- I’ve been a chef for 15 years, and I love this recipe for caramelized-banana pudding icebox cake.
- This dessert calls for store-bought cookies and doesn’t require any baking.
- You can individually portion the cake in advance to make serving it much easier.
I’ve been a chef for over 15 years, and icebox cakes are one of my favorite easy, decadent desserts to throw together.
Icebox cakes are made using premade ingredients, like whipped cream and premade cookies, and they must be chilled.
One of my favorite icebox-cake recipes is a mix between tiramisu and banana pudding, which are traditionally made as layered casseroles.
My recipe pulls from the best parts of tiramisu
The beauty of icebox cakes is that they’re assembled the day before and simply rest overnight in the fridge, which makes prep a dream.
There’s no baking needed, and the cookies soften overnight from the residual moisture in the pudding and cream.
I use ladyfingers, a common ingredient in tiramisu. I recommend choosing high-quality ones since they’re the base of the cake.
Tiramisu also traditionally calls for mascarpone, a rich and soft cream cheese. In this case, adding the ingredient to the instant pudding mix layers the tang of silky cheese into the banana flavor.
Opt for slightly green bananas
Slightly green bananas better retain their shape when browned in a pan.
By adding the butter, brown sugar, and a pinch of salt, you enhance the caramelized flavors that give this crowd-pleasing dessert an extra wow factor.
Feel free to experiment with adding a tablespoon of rum or bourbon to the pan for a boozy kick.
You can individually portion this tasty dessert to make it easier to serve
Everyone loves a big slice from a casserole dish, but portioning the puddings in advance allows your guests to serve themselves, plus you can better control the presentation.
You can use stemmed or stemless wine glasses, little ramekins, or tiny Mason jars.
- 3.4-ounce package of banana-pudding mix
- 2 cups milk or substitute
- 1 cup mascarpone cheese
- 3 slightly green bananas
- 1 tablespoon butter
- 1/2 cup brown sugar
- 1 teaspoon kosher salt (plus a little extra for garnish)
- A 7-ounce package of ladyfingers
- Whisk the banana-pudding mix in a large bowl with the milk or substitute until fully combined.
- In a separate bowl, add the mascarpone cheese and 4 tablespoons of pudding mix. Break it up with your whisk or hand mixer and incorporate any lumps until smooth and creamy. Add this into the pudding bowl and combine. The mix should slightly thicken while sitting.
- Place sliced banana rounds or halves facedown onto a dry pan over medium-high heat. The bottoms should start to brown after a few minutes.
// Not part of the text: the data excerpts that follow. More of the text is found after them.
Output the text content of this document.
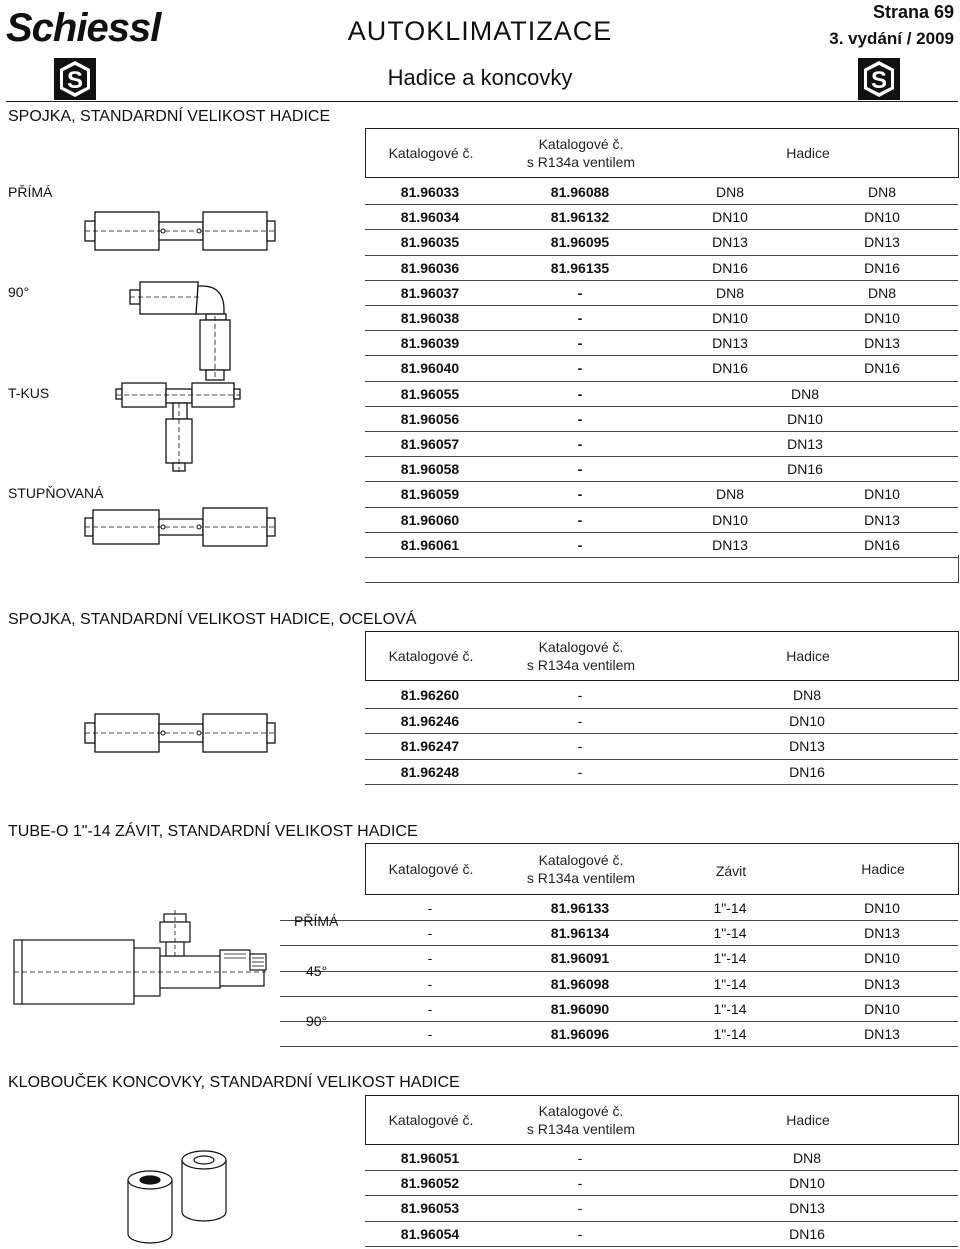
Schiessl	AUTOKLIMATIZACE
Strana 69
3. vydání / 2009
S	S
Hadice a koncovky
SPOJKA, STANDARDNÍ VELIKOST HADICE
Katalogové č.
Katalogové č.
s R134a ventilem
Hadice
81.96033	81.96088	DN8	DN8
81.96034	81.96132	DN10	DN10
81.96035	81.96095	DN13	DN13
81.96036	81.96135	DN16	DN16
81.96037	-	DN8	DN8
81.96038	-	DN10	DN10
81.96039	-	DN13	DN13
81.96040	-	DN16	DN16
81.96055	-	DN8
81.96056	-	DN10
81.96057	-	DN13
81.96058	-	DN16
81.96059	-	DN8	DN10
81.96060	-	DN10	DN13
81.96061	-	DN13	DN16
PŘÍMÁ
90°
T-KUS
STUPŇOVANÁ
SPOJKA, STANDARDNÍ VELIKOST HADICE, OCELOVÁ
Katalogové č.
Katalogové č.
s R134a ventilem
Hadice
81.96260	-	DN8
81.96246	-	DN10
81.96247	-	DN13
81.96248	-	DN16
TUBE-O 1"-14 ZÁVIT, STANDARDNÍ VELIKOST HADICE
Katalogové č.
Katalogové č.
s R134a ventilem	Závit	Hadice
-	81.96133	1"-14	DN10
-	81.96134	1"-14	DN13
-	81.96091	1"-14	DN10
-	81.96098	1"-14	DN13
-	81.96090	1"-14	DN10
-	81.96096	1"-14	DN13
PŘÍMÁ
45°
90°
KLOBOUČEK KONCOVKY, STANDARDNÍ VELIKOST HADICE
Katalogové č.
Katalogové č.
s R134a ventilem
Hadice
81.96051	-	DN8
81.96052	-	DN10
81.96053	-	DN13
81.96054	-	DN16
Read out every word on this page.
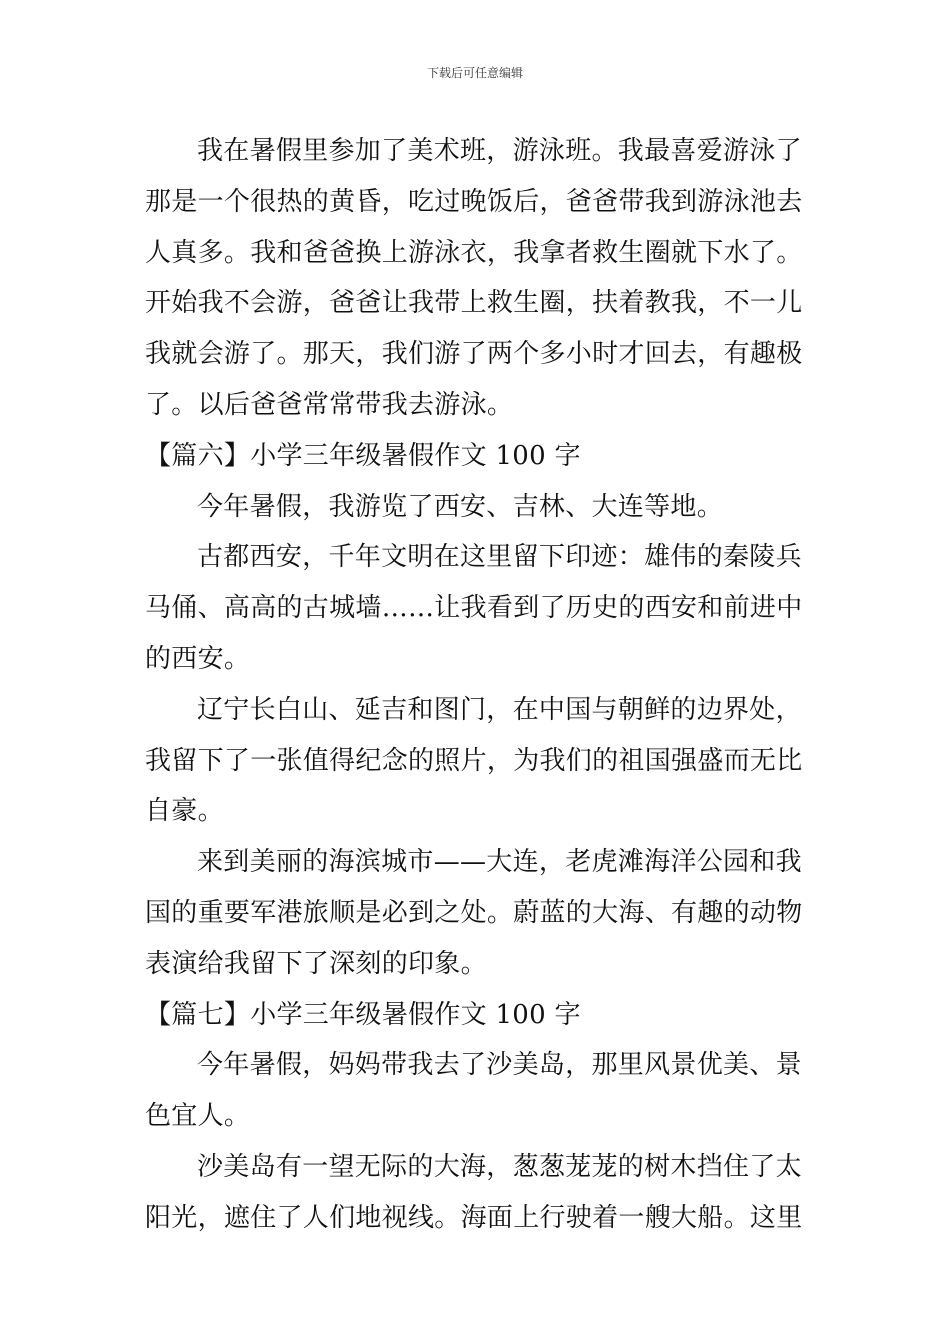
下载后可任意编辑
我在暑假里参加了美术班，游泳班。我最喜爱游泳了
那是一个很热的黄昏，吃过晚饭后，爸爸带我到游泳池去
人真多。我和爸爸换上游泳衣，我拿者救生圈就下水了。
开始我不会游，爸爸让我带上救生圈，扶着教我，不一儿
我就会游了。那天，我们游了两个多小时才回去，有趣极
了。以后爸爸常常带我去游泳。
【篇六】小学三年级暑假作文 100 字
今年暑假，我游览了西安、吉林、大连等地。
古都西安，千年文明在这里留下印迹：雄伟的秦陵兵
马俑、高高的古城墙……让我看到了历史的西安和前进中
的西安。
辽宁长白山、延吉和图门，在中国与朝鲜的边界处，
我留下了一张值得纪念的照片，为我们的祖国强盛而无比
自豪。
来到美丽的海滨城市——大连，老虎滩海洋公园和我
国的重要军港旅顺是必到之处。蔚蓝的大海、有趣的动物
表演给我留下了深刻的印象。
【篇七】小学三年级暑假作文 100 字
今年暑假，妈妈带我去了沙美岛，那里风景优美、景
色宜人。
沙美岛有一望无际的大海，葱葱茏茏的树木挡住了太
阳光，遮住了人们地视线。海面上行驶着一艘大船。这里
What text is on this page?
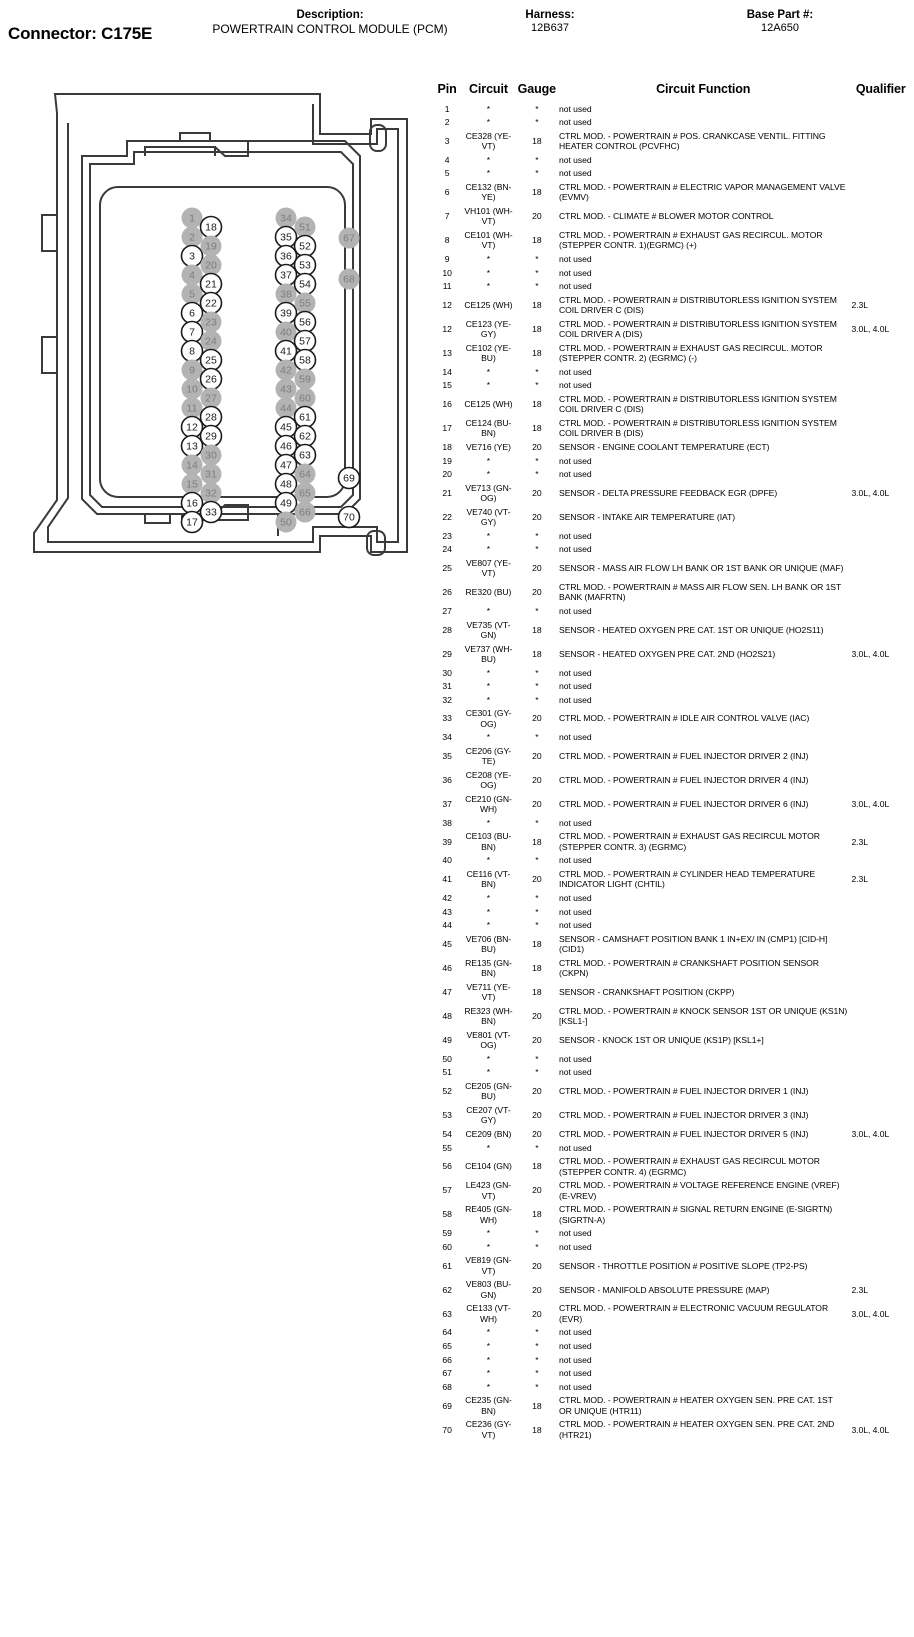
Connector: C175E
Description:
POWERTRAIN CONTROL MODULE (PCM)
Harness:
12B637
Base Part #:
12A650
1
2
3
4
5
6
7
8
9
10
11
12
13
14
15
16
17
18
19
20
21
22
23
24
25
26
27
28
29
30
31
32
33
34
35
36
37
38
39
40
41
42
43
44
45
46
47
48
49
50
51
52
53
54
55
56
57
58
59
60
61
62
63
64
65
66
67
68
69
70
Pin	Circuit	Gauge	Circuit Function	Qualifier
1	*	*	not used	
2	*	*	not used	
3	CE328 (YE-VT)	18	CTRL MOD. - POWERTRAIN # POS. CRANKCASE VENTIL. FITTING HEATER CONTROL (PCVFHC)	
4	*	*	not used	
5	*	*	not used	
6	CE132 (BN-YE)	18	CTRL MOD. - POWERTRAIN # ELECTRIC VAPOR MANAGEMENT VALVE (EVMV)	
7	VH101 (WH-VT)	20	CTRL MOD. - CLIMATE # BLOWER MOTOR CONTROL	
8	CE101 (WH-VT)	18	CTRL MOD. - POWERTRAIN # EXHAUST GAS RECIRCUL. MOTOR (STEPPER CONTR. 1)(EGRMC) (+)	
9	*	*	not used	
10	*	*	not used	
11	*	*	not used	
12	CE125 (WH)	18	CTRL MOD. - POWERTRAIN # DISTRIBUTORLESS IGNITION SYSTEM COIL DRIVER C (DIS)	2.3L
12	CE123 (YE-GY)	18	CTRL MOD. - POWERTRAIN # DISTRIBUTORLESS IGNITION SYSTEM COIL DRIVER A (DIS)	3.0L, 4.0L
13	CE102 (YE-BU)	18	CTRL MOD. - POWERTRAIN # EXHAUST GAS RECIRCUL. MOTOR (STEPPER CONTR. 2) (EGRMC) (-)	
14	*	*	not used	
15	*	*	not used	
16	CE125 (WH)	18	CTRL MOD. - POWERTRAIN # DISTRIBUTORLESS IGNITION SYSTEM COIL DRIVER C (DIS)	
17	CE124 (BU-BN)	18	CTRL MOD. - POWERTRAIN # DISTRIBUTORLESS IGNITION SYSTEM COIL DRIVER B (DIS)	
18	VE716 (YE)	20	SENSOR - ENGINE COOLANT TEMPERATURE (ECT)	
19	*	*	not used	
20	*	*	not used	
21	VE713 (GN-OG)	20	SENSOR - DELTA PRESSURE FEEDBACK EGR (DPFE)	3.0L, 4.0L
22	VE740 (VT-GY)	20	SENSOR - INTAKE AIR TEMPERATURE (IAT)	
23	*	*	not used	
24	*	*	not used	
25	VE807 (YE-VT)	20	SENSOR - MASS AIR FLOW LH BANK OR 1ST BANK OR UNIQUE (MAF)	
26	RE320 (BU)	20	CTRL MOD. - POWERTRAIN # MASS AIR FLOW SEN. LH BANK OR 1ST BANK (MAFRTN)	
27	*	*	not used	
28	VE735 (VT-GN)	18	SENSOR - HEATED OXYGEN PRE CAT. 1ST OR UNIQUE (HO2S11)	
29	VE737 (WH-BU)	18	SENSOR - HEATED OXYGEN PRE CAT. 2ND (HO2S21)	3.0L, 4.0L
30	*	*	not used	
31	*	*	not used	
32	*	*	not used	
33	CE301 (GY-OG)	20	CTRL MOD. - POWERTRAIN # IDLE AIR CONTROL VALVE (IAC)	
34	*	*	not used	
35	CE206 (GY-TE)	20	CTRL MOD. - POWERTRAIN # FUEL INJECTOR DRIVER 2 (INJ)	
36	CE208 (YE-OG)	20	CTRL MOD. - POWERTRAIN # FUEL INJECTOR DRIVER 4 (INJ)	
37	CE210 (GN-WH)	20	CTRL MOD. - POWERTRAIN # FUEL INJECTOR DRIVER 6 (INJ)	3.0L, 4.0L
38	*	*	not used	
39	CE103 (BU-BN)	18	CTRL MOD. - POWERTRAIN # EXHAUST GAS RECIRCUL MOTOR (STEPPER CONTR. 3) (EGRMC)	2.3L
40	*	*	not used	
41	CE116 (VT-BN)	20	CTRL MOD. - POWERTRAIN # CYLINDER HEAD TEMPERATURE INDICATOR LIGHT (CHTIL)	2.3L
42	*	*	not used	
43	*	*	not used	
44	*	*	not used	
45	VE706 (BN-BU)	18	SENSOR - CAMSHAFT POSITION BANK 1 IN+EX/ IN (CMP1) [CID-H] (CID1)	
46	RE135 (GN-BN)	18	CTRL MOD. - POWERTRAIN # CRANKSHAFT POSITION SENSOR (CKPN)	
47	VE711 (YE-VT)	18	SENSOR - CRANKSHAFT POSITION (CKPP)	
48	RE323 (WH-BN)	20	CTRL MOD. - POWERTRAIN # KNOCK SENSOR 1ST OR UNIQUE (KS1N) [KSL1-]	
49	VE801 (VT-OG)	20	SENSOR - KNOCK 1ST OR UNIQUE (KS1P) [KSL1+]	
50	*	*	not used	
51	*	*	not used	
52	CE205 (GN-BU)	20	CTRL MOD. - POWERTRAIN # FUEL INJECTOR DRIVER 1 (INJ)	
53	CE207 (VT-GY)	20	CTRL MOD. - POWERTRAIN # FUEL INJECTOR DRIVER 3 (INJ)	
54	CE209 (BN)	20	CTRL MOD. - POWERTRAIN # FUEL INJECTOR DRIVER 5 (INJ)	3.0L, 4.0L
55	*	*	not used	
56	CE104 (GN)	18	CTRL MOD. - POWERTRAIN # EXHAUST GAS RECIRCUL MOTOR (STEPPER CONTR. 4) (EGRMC)	
57	LE423 (GN-VT)	20	CTRL MOD. - POWERTRAIN # VOLTAGE REFERENCE ENGINE (VREF) (E-VREV)	
58	RE405 (GN-WH)	18	CTRL MOD. - POWERTRAIN # SIGNAL RETURN ENGINE (E-SIGRTN) (SIGRTN-A)	
59	*	*	not used	
60	*	*	not used	
61	VE819 (GN-VT)	20	SENSOR - THROTTLE POSITION # POSITIVE SLOPE (TP2-PS)	
62	VE803 (BU-GN)	20	SENSOR - MANIFOLD ABSOLUTE PRESSURE (MAP)	2.3L
63	CE133 (VT-WH)	20	CTRL MOD. - POWERTRAIN # ELECTRONIC VACUUM REGULATOR (EVR)	3.0L, 4.0L
64	*	*	not used	
65	*	*	not used	
66	*	*	not used	
67	*	*	not used	
68	*	*	not used	
69	CE235 (GN-BN)	18	CTRL MOD. - POWERTRAIN # HEATER OXYGEN SEN. PRE CAT. 1ST OR UNIQUE (HTR11)	
70	CE236 (GY-VT)	18	CTRL MOD. - POWERTRAIN # HEATER OXYGEN SEN. PRE CAT. 2ND (HTR21)	3.0L, 4.0L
- Turn the heat down to medium. Break the butter up into pieces and scatter it around the pan. Let the butter melt completely, then sprinkle brown sugar over the top. Add a pinch of salt and move the pan around to distribute the liquid. Cook until the butter and sugar combine into a rich, bubbling brown color. Turn the heat off and let the contents rest.
- Fill your serving container halfway with the mixture of mascarpone and banana pudding. Then tightly pack a layer of ladyfingers, breaking them into halves or thirds when necessary.
- Spoon some caramelized bananas into the center of the ladyfinger ring, reserving a few of the nice-looking pieces for garnish. Add more of the pudding mix to the middle. Place a browned banana on top and finish with a pinch of salt.
- Place in the refrigerator overnight or for at least two to three hours. Serve cold or at room temperature.